The question you linked to essentially asks, "Is every sigma algebra a topology?" Since the answer is no, the OP was given a counterexample.
I'm not sure that this really is a "basic question". It is more of a question coming from one noticing that the axioms for a sigma algebra and the axioms for a topology share a lot of similarities.
However, topologies and sigma algebras are built to accomplish very different tasks. Topologies are defined in order to capture some abstract version of "closeness" so that one can study continuity. This works best if we allow arbitrary unions of open sets to be open.
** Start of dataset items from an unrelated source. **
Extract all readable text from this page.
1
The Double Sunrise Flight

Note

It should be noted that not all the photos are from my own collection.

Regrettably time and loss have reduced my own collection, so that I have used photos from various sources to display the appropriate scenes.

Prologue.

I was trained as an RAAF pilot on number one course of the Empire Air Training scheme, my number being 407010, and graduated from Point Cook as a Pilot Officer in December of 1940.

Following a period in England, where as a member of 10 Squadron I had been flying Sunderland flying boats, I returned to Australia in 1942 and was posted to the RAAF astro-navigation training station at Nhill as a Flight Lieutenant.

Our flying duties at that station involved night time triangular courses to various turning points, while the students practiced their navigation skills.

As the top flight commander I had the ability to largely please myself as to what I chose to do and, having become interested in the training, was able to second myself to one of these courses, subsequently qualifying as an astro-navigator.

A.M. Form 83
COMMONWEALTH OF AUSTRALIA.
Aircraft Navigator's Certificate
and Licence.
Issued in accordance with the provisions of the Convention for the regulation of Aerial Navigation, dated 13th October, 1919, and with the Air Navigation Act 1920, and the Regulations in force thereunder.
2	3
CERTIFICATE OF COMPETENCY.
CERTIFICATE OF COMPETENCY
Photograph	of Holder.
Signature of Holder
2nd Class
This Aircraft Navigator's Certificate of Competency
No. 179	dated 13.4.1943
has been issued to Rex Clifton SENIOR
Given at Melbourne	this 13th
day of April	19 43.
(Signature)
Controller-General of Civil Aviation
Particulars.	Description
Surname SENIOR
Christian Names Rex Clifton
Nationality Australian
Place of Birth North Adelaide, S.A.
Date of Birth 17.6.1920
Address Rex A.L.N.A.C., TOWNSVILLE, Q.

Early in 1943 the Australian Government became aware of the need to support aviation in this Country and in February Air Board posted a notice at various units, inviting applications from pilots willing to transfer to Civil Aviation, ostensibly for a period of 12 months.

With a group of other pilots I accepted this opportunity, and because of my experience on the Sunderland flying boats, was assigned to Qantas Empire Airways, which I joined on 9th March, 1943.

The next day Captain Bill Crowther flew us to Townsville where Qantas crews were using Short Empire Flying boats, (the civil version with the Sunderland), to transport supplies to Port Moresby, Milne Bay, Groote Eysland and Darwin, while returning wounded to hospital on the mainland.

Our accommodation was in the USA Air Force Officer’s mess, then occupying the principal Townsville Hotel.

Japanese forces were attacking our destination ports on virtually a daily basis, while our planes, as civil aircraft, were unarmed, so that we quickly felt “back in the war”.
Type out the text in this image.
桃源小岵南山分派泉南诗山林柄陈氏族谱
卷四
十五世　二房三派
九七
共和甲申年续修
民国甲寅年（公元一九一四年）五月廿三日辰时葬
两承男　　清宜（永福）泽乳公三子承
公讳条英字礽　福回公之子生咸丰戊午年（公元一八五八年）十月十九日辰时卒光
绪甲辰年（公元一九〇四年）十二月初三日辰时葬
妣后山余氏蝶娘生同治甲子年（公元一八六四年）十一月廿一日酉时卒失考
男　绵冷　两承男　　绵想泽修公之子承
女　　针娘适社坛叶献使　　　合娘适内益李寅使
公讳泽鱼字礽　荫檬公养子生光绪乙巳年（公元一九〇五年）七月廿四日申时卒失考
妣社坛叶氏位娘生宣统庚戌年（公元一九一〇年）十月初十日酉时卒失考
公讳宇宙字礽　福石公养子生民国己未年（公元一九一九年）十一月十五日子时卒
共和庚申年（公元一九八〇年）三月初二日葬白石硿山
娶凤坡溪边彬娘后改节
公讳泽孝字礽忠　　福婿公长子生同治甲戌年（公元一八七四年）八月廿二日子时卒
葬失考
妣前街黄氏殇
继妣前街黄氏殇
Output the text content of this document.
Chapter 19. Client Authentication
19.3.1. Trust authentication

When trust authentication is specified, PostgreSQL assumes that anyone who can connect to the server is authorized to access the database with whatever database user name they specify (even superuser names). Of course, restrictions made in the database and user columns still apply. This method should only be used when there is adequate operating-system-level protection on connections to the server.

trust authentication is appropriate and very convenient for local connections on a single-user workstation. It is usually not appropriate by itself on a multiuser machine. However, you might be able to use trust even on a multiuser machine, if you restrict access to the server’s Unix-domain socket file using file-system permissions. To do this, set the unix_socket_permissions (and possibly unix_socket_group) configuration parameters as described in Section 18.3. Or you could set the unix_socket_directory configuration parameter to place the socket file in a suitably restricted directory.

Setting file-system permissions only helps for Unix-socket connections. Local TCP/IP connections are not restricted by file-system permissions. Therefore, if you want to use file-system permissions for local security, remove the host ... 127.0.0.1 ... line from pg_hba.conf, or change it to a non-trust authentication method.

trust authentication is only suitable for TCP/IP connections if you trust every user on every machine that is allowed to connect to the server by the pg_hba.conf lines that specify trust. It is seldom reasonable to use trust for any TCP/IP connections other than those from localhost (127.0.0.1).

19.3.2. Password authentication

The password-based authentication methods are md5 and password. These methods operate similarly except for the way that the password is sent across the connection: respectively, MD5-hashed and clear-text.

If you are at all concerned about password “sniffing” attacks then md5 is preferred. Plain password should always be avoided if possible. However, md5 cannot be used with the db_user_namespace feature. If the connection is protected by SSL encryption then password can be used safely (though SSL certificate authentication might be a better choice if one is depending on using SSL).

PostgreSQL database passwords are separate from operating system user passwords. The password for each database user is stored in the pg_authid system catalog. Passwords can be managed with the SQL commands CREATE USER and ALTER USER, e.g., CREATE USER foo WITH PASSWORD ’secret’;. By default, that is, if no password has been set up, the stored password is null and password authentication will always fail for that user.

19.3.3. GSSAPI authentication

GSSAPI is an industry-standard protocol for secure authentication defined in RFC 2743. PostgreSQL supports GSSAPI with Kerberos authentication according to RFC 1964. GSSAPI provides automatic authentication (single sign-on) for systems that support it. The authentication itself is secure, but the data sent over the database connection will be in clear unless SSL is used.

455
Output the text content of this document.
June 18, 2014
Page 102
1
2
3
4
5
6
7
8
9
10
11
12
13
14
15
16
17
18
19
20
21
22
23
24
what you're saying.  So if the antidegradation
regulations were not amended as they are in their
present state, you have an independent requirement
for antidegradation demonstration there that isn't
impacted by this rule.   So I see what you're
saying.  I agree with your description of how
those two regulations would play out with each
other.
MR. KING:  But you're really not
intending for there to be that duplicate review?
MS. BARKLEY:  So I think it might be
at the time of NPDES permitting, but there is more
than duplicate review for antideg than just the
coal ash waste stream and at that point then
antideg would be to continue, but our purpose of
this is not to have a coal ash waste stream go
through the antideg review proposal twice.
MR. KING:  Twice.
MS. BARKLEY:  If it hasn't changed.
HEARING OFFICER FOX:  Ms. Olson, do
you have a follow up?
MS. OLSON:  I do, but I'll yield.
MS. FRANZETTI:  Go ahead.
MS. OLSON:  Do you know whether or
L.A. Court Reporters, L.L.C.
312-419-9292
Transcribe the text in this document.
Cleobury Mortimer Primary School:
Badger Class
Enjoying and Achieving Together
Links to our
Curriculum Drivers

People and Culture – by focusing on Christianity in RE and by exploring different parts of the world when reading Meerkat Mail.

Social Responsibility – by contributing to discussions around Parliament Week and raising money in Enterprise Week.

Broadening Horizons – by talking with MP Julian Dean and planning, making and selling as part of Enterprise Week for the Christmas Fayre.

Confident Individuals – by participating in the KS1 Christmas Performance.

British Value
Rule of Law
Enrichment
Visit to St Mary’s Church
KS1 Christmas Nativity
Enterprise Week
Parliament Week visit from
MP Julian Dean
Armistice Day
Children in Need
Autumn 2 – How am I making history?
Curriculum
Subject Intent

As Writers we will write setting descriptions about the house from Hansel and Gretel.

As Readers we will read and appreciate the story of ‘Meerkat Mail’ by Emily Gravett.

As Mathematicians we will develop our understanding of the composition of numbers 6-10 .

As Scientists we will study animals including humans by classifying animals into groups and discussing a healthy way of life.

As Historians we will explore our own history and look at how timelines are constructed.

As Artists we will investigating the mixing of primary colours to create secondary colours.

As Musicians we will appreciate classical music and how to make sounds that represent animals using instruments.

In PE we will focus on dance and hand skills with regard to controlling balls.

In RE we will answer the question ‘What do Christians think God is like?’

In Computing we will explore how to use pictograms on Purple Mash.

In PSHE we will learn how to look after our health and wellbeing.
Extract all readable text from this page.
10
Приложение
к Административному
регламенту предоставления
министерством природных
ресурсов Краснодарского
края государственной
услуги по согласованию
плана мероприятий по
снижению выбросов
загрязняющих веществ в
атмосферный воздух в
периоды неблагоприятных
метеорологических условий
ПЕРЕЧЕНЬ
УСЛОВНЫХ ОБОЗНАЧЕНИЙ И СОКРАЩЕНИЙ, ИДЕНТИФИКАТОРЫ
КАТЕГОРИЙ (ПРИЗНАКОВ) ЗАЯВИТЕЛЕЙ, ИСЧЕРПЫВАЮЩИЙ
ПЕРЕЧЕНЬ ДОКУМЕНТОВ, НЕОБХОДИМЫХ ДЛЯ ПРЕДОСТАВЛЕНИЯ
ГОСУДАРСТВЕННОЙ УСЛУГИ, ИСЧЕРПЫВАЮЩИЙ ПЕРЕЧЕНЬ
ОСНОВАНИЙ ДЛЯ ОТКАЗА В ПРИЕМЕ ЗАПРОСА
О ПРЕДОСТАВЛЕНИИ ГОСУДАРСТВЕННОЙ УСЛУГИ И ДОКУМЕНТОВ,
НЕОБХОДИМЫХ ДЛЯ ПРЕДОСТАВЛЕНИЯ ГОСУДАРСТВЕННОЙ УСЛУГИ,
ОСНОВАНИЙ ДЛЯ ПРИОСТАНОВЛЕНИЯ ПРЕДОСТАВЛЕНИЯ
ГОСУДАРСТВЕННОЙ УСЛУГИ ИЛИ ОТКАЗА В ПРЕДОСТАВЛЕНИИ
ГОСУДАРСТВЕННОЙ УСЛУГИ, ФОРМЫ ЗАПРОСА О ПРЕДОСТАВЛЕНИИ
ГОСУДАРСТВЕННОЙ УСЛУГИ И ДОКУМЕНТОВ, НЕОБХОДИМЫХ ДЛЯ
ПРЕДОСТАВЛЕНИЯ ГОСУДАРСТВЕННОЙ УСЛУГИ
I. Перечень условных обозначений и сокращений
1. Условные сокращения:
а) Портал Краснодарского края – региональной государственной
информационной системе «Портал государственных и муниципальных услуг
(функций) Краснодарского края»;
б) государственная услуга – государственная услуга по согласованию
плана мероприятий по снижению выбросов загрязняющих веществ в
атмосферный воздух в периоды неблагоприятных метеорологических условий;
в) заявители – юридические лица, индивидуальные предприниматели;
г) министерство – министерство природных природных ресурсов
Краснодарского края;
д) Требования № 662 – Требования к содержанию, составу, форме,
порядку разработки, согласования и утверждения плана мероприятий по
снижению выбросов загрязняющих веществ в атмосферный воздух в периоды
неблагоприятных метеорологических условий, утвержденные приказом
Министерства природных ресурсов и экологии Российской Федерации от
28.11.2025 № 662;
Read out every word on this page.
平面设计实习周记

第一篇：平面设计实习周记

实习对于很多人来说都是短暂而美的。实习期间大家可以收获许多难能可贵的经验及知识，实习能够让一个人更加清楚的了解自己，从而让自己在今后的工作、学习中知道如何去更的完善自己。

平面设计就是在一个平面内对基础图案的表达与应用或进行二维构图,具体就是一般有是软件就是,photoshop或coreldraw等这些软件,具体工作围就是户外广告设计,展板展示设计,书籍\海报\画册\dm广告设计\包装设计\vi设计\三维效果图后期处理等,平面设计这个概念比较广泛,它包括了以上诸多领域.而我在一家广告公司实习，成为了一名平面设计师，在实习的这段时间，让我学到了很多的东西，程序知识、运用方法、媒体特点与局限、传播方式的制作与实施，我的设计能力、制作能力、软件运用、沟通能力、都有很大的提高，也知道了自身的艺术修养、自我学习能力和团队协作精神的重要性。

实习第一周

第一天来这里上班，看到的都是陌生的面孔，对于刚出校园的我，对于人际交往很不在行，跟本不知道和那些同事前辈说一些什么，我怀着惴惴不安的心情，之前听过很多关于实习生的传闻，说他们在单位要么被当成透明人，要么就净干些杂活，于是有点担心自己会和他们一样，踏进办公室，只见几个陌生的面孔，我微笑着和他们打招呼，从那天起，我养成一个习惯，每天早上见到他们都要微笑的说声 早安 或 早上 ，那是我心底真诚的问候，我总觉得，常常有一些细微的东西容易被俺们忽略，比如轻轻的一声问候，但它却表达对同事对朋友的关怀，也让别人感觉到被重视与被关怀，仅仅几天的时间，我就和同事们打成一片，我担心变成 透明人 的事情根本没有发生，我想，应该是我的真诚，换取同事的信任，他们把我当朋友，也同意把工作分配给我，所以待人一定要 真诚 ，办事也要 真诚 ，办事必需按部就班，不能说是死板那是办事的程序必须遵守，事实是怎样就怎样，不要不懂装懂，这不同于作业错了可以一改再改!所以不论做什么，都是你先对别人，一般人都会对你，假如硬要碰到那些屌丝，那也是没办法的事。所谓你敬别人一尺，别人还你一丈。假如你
On the other hand, sigma algebras are built to provide a collection of sets to which we can attach a number (a measure). But there is a delicate balance, we want to include a rich enough collection so we can measure as many things as possible. But on the other hand, we need to be careful about infinite sums. In the end, uncountable infinite sums cause problems: See this question. We really want to stick to countably indexed sums. Thus the limited unions.
So in the end sigma algebras and topologies are different because they are tools for dealing with different sets of problems.
As for your second question, it's not entirely clear what you're asking. I'll make a stab at answering what I think you're asking...
The singleton sets $\{ x_0 \}$ are Borel subsets on $I=(0,1)$ (where $0<x_0<1$). If the Borel sets formed a topology, then arbitrary unions of these singleton sets would have to belong to the collection of Borel sets (since topologies are closed under arbitrary unions). This would imply that all subsets of $I=(0,1)$ are Borel sets (since every set is a union of singleton sets)! However, there are subsets of $I=(0,1)$ which fail to be Borel sets. Thus the Borel sets of $I=(0,1)$ do not form a topology (even though they form a $\sigma$-algebra).